Como bem sabemos, as curtas-metragens desapareceram da programação regular das salas de cinema — as pouquíssimas excepções apenas confirmam a regra. Ao mesmo tempo, importa não menosprezar o facto de algumas plataformas de streaming incluirem nos seus catálogos filmes de pequena duração que, de facto, merecem ser descobertos.
Eis um belo exemplo, que pode ser uma rima interessante com a estreia de “Restos do Vento”, novo filme de Tiago Guedes. Assim, em 2014, Tiago Guedes esteve presente no Indielisboa com “Coro dos Amantes”, uma pequena grande proeza de pouco mais de 20 minutos, tendo como base uma peça de Tiago Rodrigues.
A sinopse é tão breve quanto insuficiente: um casal em evidente crise de comunicação vive a angústia de uma urgência que obriga a mulher a ser tratada num hospital… De facto, as “peripécias” não bastam para condensar o que acontece, quanto mais não seja porque o que acontece é eminentemente cinematográfico.
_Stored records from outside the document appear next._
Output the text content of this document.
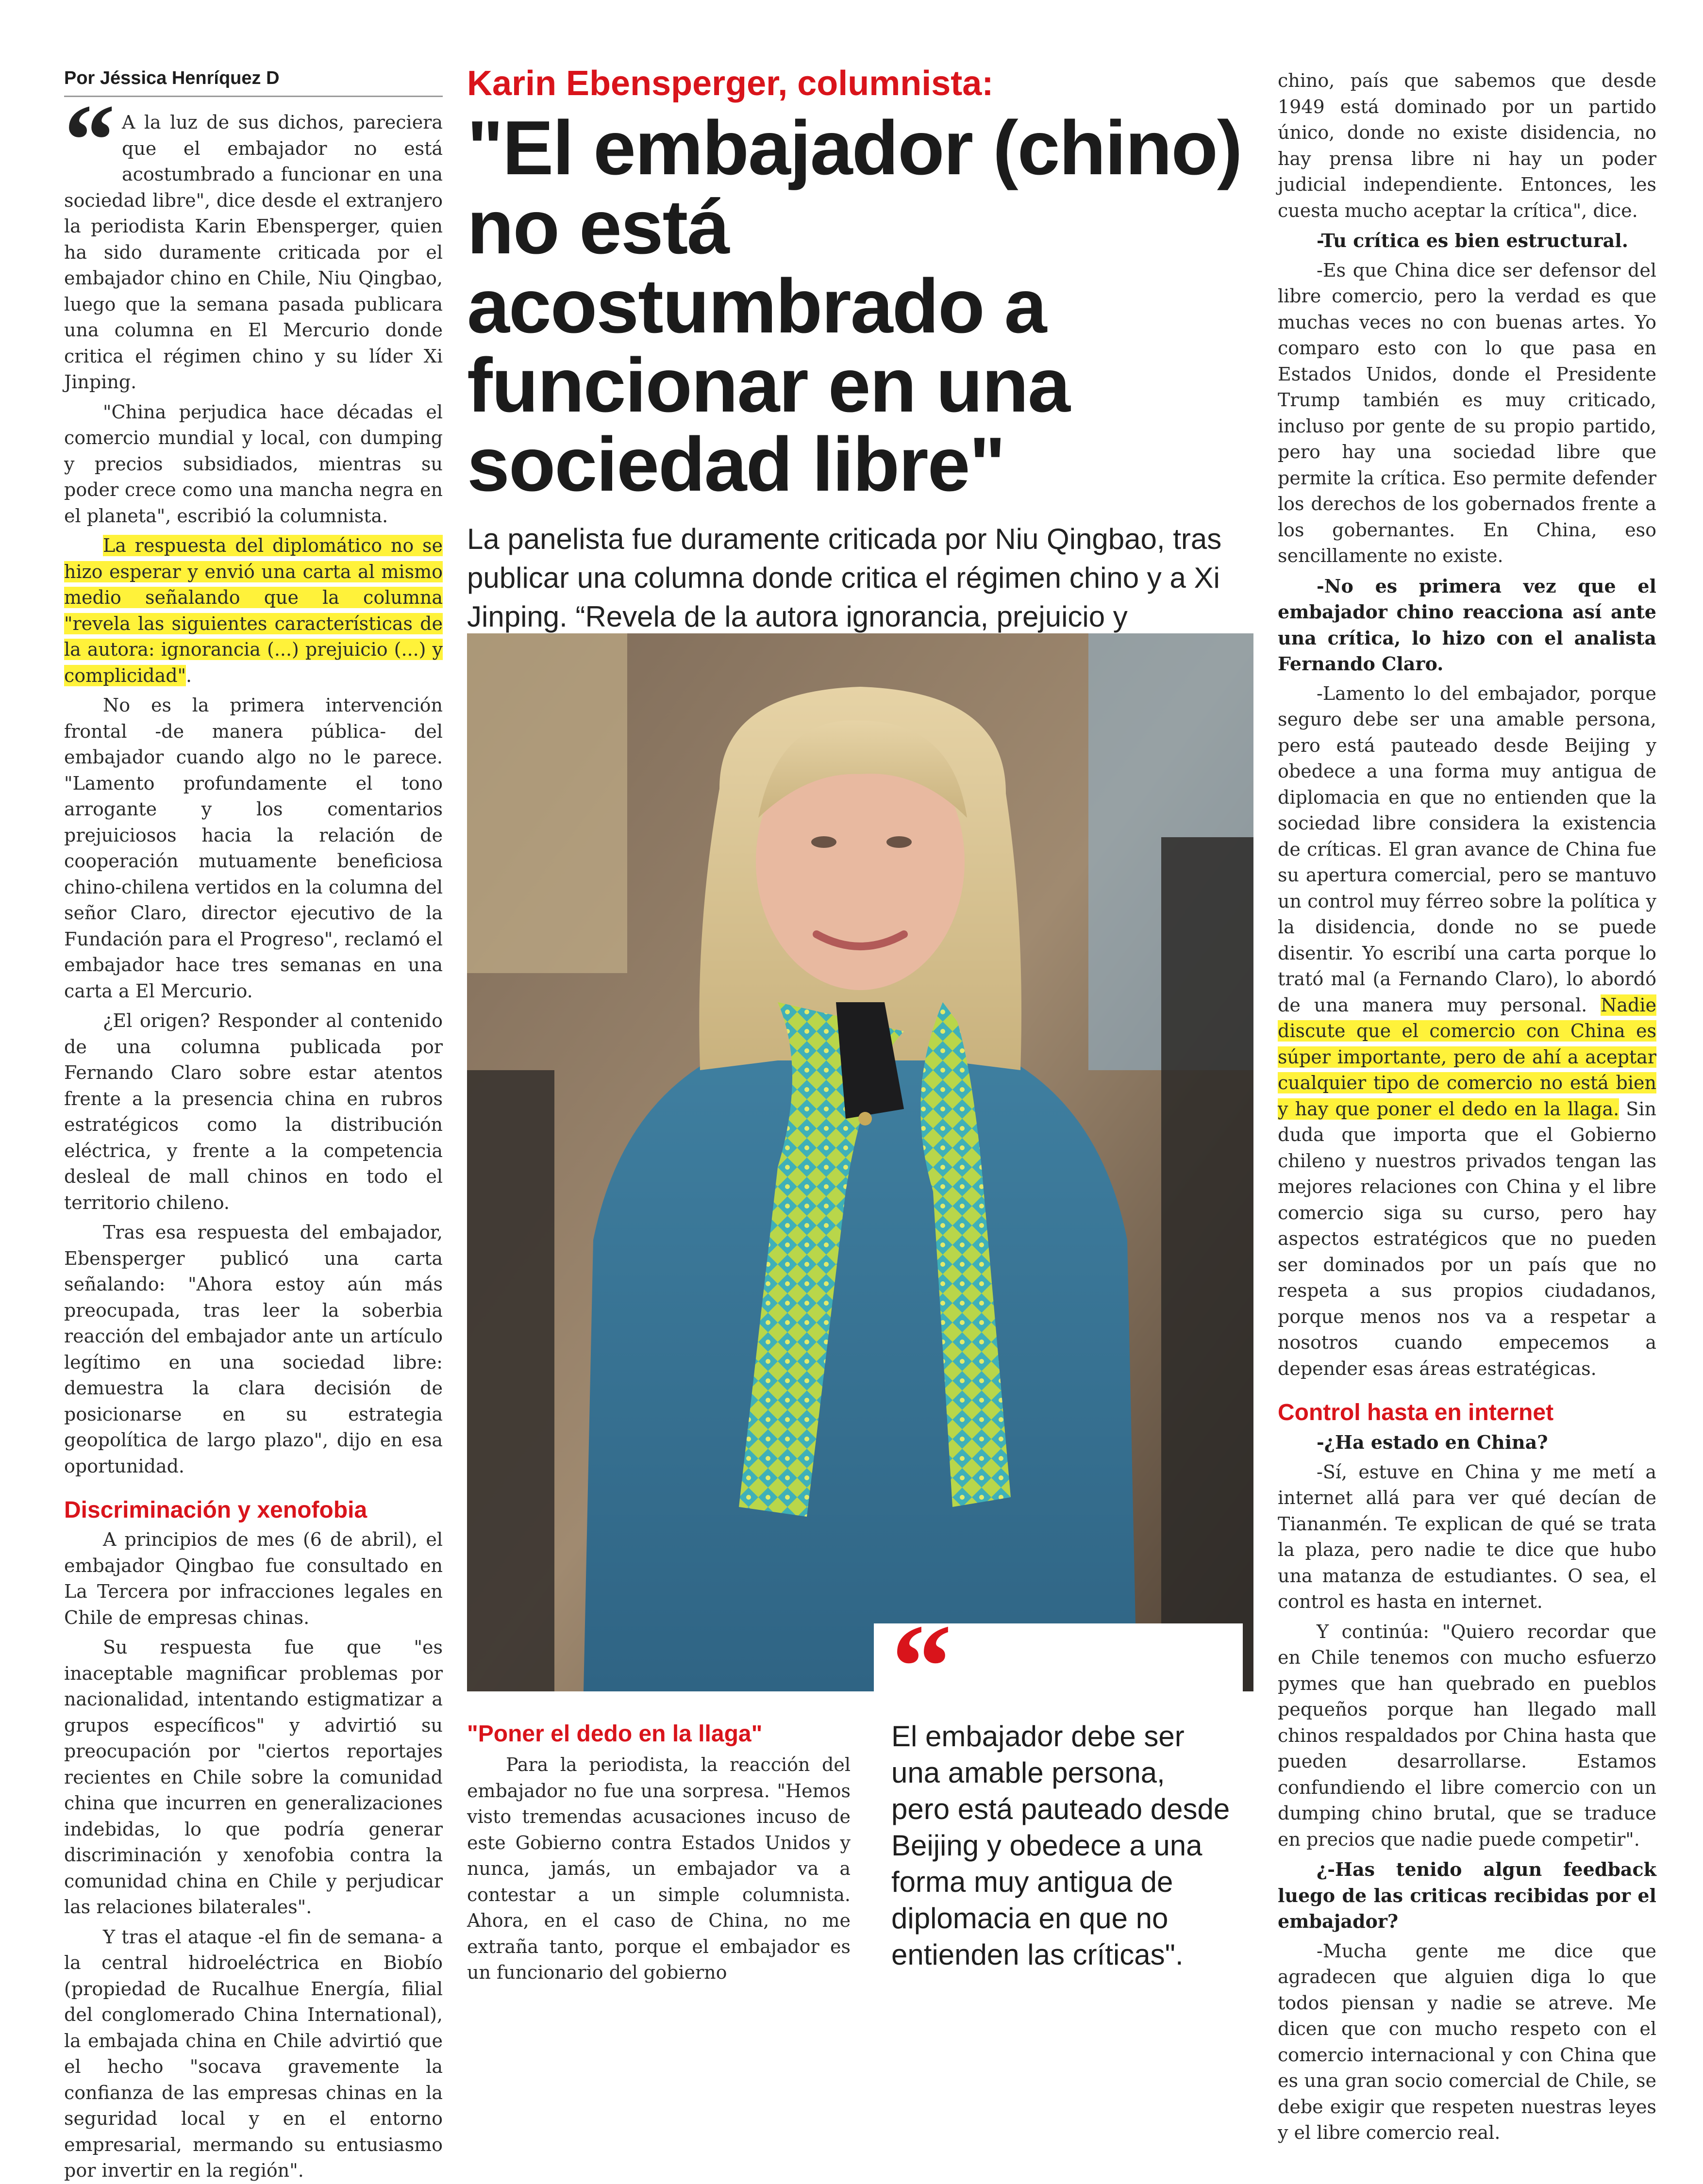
Por Jéssica Henríquez D

“ A la luz de sus dichos, pareciera que el embajador no está acostumbrado a funcionar en una sociedad libre", dice desde el extranjero la periodista Karin Ebensperger, quien ha sido duramente criticada por el embajador chino en Chile, Niu Qingbao, luego que la semana pasada publicara una columna en El Mercurio donde critica el régimen chino y su líder Xi Jinping.

"China perjudica hace décadas el comercio mundial y local, con dumping y precios subsidiados, mientras su poder crece como una mancha negra en el planeta", escribió la columnista.

La respuesta del diplomático no se hizo esperar y envió una carta al mismo medio señalando que la columna "revela las siguientes características de la autora: ignorancia (...) prejuicio (...) y complicidad".

No es la primera intervención frontal -de manera pública- del embajador cuando algo no le parece. "Lamento profundamente el tono arrogante y los comentarios prejuiciosos hacia la relación de cooperación mutuamente beneficiosa chino-chilena vertidos en la columna del señor Claro, director ejecutivo de la Fundación para el Progreso", reclamó el embajador hace tres semanas en una carta a El Mercurio.

¿El origen? Responder al contenido de una columna publicada por Fernando Claro sobre estar atentos frente a la presencia china en rubros estratégicos como la distribución eléctrica, y frente a la competencia desleal de mall chinos en todo el territorio chileno.

Tras esa respuesta del embajador, Ebensperger publicó una carta señalando: "Ahora estoy aún más preocupada, tras leer la soberbia reacción del embajador ante un artículo legítimo en una sociedad libre: demuestra la clara decisión de posicionarse en su estrategia geopolítica de largo plazo", dijo en esa oportunidad.

Discriminación y xenofobia

A principios de mes (6 de abril), el embajador Qingbao fue consultado en La Tercera por infracciones legales en Chile de empresas chinas.

Su respuesta fue que "es inaceptable magnificar problemas por nacionalidad, intentando estigmatizar a grupos específicos" y advirtió su preocupación por "ciertos reportajes recientes en Chile sobre la comunidad china que incurren en generalizaciones indebidas, lo que podría generar discriminación y xenofobia contra la comunidad china en Chile y perjudicar las relaciones bilaterales".

Y tras el ataque -el fin de semana- a la central hidroeléctrica en Biobío (propiedad de Rucalhue Energía, filial del conglomerado China International), la embajada china en Chile advirtió que el hecho "socava gravemente la confianza de las empresas chinas en la seguridad local y en el entorno empresarial, mermando su entusiasmo por invertir en la región".

Karin Ebensperger, columnista:
"El embajador (chino) no está acostumbrado a funcionar en una sociedad libre"
La panelista fue duramente criticada por Niu Qingbao, tras publicar una columna donde critica el régimen chino y a Xi Jinping. “Revela de la autora ignorancia, prejuicio y
“
El embajador debe ser una amable persona, pero está pauteado desde Beijing y obedece a una forma muy antigua de diplomacia en que no entienden las críticas".
"Poner el dedo en la llaga"

Para la periodista, la reacción del embajador no fue una sorpresa. "Hemos visto tremendas acusaciones incuso de este Gobierno contra Estados Unidos y nunca, jamás, un embajador va a contestar a un simple columnista. Ahora, en el caso de China, no me extraña tanto, porque el embajador es un funcionario del gobierno

chino, país que sabemos que desde 1949 está dominado por un partido único, donde no existe disidencia, no hay prensa libre ni hay un poder judicial independiente. Entonces, les cuesta mucho aceptar la crítica", dice.

-Tu crítica es bien estructural.

-Es que China dice ser defensor del libre comercio, pero la verdad es que muchas veces no con buenas artes. Yo comparo esto con lo que pasa en Estados Unidos, donde el Presidente Trump también es muy criticado, incluso por gente de su propio partido, pero hay una sociedad libre que permite la crítica. Eso permite defender los derechos de los gobernados frente a los gobernantes. En China, eso sencillamente no existe.

-No es primera vez que el embajador chino reacciona así ante una crítica, lo hizo con el analista Fernando Claro.

-Lamento lo del embajador, porque seguro debe ser una amable persona, pero está pauteado desde Beijing y obedece a una forma muy antigua de diplomacia en que no entienden que la sociedad libre considera la existencia de críticas. El gran avance de China fue su apertura comercial, pero se mantuvo un control muy férreo sobre la política y la disidencia, donde no se puede disentir. Yo escribí una carta porque lo trató mal (a Fernando Claro), lo abordó de una manera muy personal. Nadie discute que el comercio con China es súper importante, pero de ahí a aceptar cualquier tipo de comercio no está bien y hay que poner el dedo en la llaga. Sin duda que importa que el Gobierno chileno y nuestros privados tengan las mejores relaciones con China y el libre comercio siga su curso, pero hay aspectos estratégicos que no pueden ser dominados por un país que no respeta a sus propios ciudadanos, porque menos nos va a respetar a nosotros cuando empecemos a depender esas áreas estratégicas.

Control hasta en internet

-¿Ha estado en China?

-Sí, estuve en China y me metí a internet allá para ver qué decían de Tiananmén. Te explican de qué se trata la plaza, pero nadie te dice que hubo una matanza de estudiantes. O sea, el control es hasta en internet.

Y continúa: "Quiero recordar que en Chile tenemos con mucho esfuerzo pymes que han quebrado en pueblos pequeños porque han llegado mall chinos respaldados por China hasta que pueden desarrollarse. Estamos confundiendo el libre comercio con un dumping chino brutal, que se traduce en precios que nadie puede competir".

¿-Has tenido algun feedback luego de las criticas recibidas por el embajador?

-Mucha gente me dice que agradecen que alguien diga lo que todos piensan y nadie se atreve. Me dicen que con mucho respeto con el comercio internacional y con China que es una gran socio comercial de Chile, se debe exigir que respeten nuestras leyes y el libre comercio real.
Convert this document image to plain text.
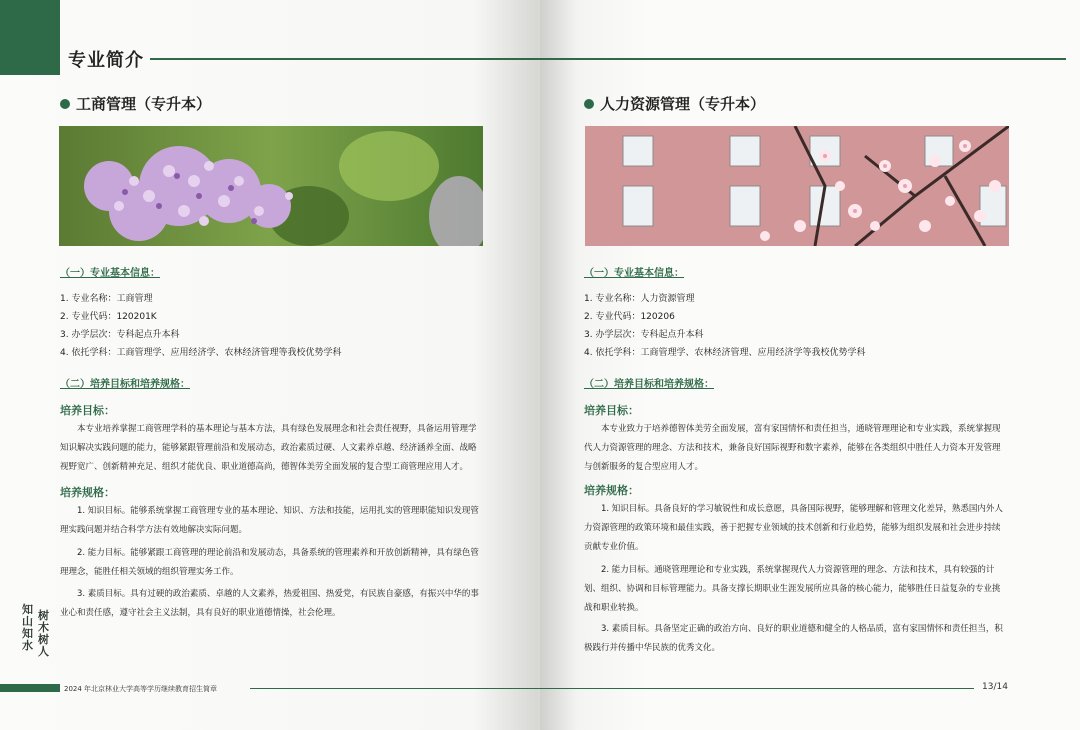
专业简介
工商管理（专升本）
（一）专业基本信息：
1. 专业名称：工商管理
2. 专业代码：120201K
3. 办学层次：专科起点升本科
4. 依托学科：工商管理学、应用经济学、农林经济管理等我校优势学科
（二）培养目标和培养规格：
培养目标：

本专业培养掌握工商管理学科的基本理论与基本方法，具有绿色发展理念和社会责任视野，具备运用管理学知识解决实践问题的能力，能够紧跟管理前沿和发展动态，政治素质过硬、人文素养卓越、经济涵养全面、战略视野宽广、创新精神充足、组织才能优良、职业道德高尚，德智体美劳全面发展的复合型工商管理应用人才。

培养规格：

1. 知识目标。能够系统掌握工商管理专业的基本理论、知识、方法和技能，运用扎实的管理职能知识发现管理实践问题并结合科学方法有效地解决实际问题。

2. 能力目标。能够紧跟工商管理的理论前沿和发展动态，具备系统的管理素养和开放创新精神，具有绿色管理理念，能胜任相关领域的组织管理实务工作。

3. 素质目标。具有过硬的政治素质、卓越的人文素养，热爱祖国、热爱党，有民族自豪感，有振兴中华的事业心和责任感，遵守社会主义法制，具有良好的职业道德情操，社会伦理。

知山知水
树木树人
人力资源管理（专升本）
（一）专业基本信息：
1. 专业名称：人力资源管理
2. 专业代码：120206
3. 办学层次：专科起点升本科
4. 依托学科：工商管理学、农林经济管理、应用经济学等我校优势学科
（二）培养目标和培养规格：
培养目标：

本专业致力于培养德智体美劳全面发展，富有家国情怀和责任担当，通晓管理理论和专业实践，系统掌握现代人力资源管理的理念、方法和技术，兼备良好国际视野和数字素养，能够在各类组织中胜任人力资本开发管理与创新服务的复合型应用人才。

培养规格：

1. 知识目标。具备良好的学习敏锐性和成长意愿，具备国际视野，能够理解和管理文化差异，熟悉国内外人力资源管理的政策环境和最佳实践，善于把握专业领域的技术创新和行业趋势，能够为组织发展和社会进步持续贡献专业价值。

2. 能力目标。通晓管理理论和专业实践，系统掌握现代人力资源管理的理念、方法和技术，具有较强的计划、组织、协调和目标管理能力。具备支撑长期职业生涯发展所应具备的核心能力，能够胜任日益复杂的专业挑战和职业转换。

3. 素质目标。具备坚定正确的政治方向、良好的职业道德和健全的人格品质，富有家国情怀和责任担当，积极践行并传播中华民族的优秀文化。

2024 年北京林业大学高等学历继续教育招生简章	13/14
Tirando o melhor partido do seu talentoso par de intérpretes — Isabel Abreu e Gonçalo Waddington —, Tiago Guedes elabora uma narrativa de estranha e envolvente musicalidade (dimensão que a palavra “coro”, no título, certamente sugere). A intensidade dos tempos da acção e, em particular, o frequente tratamento do ecrã em duas zonas autónomas vão criando uma ambiência peculiar: o cinema, arte por excelência do visível, pode aproximar-se daquilo que já pertence ao invisível — tudo acontecendo num exercício coral a que, naturalmente, o espectador também pertence.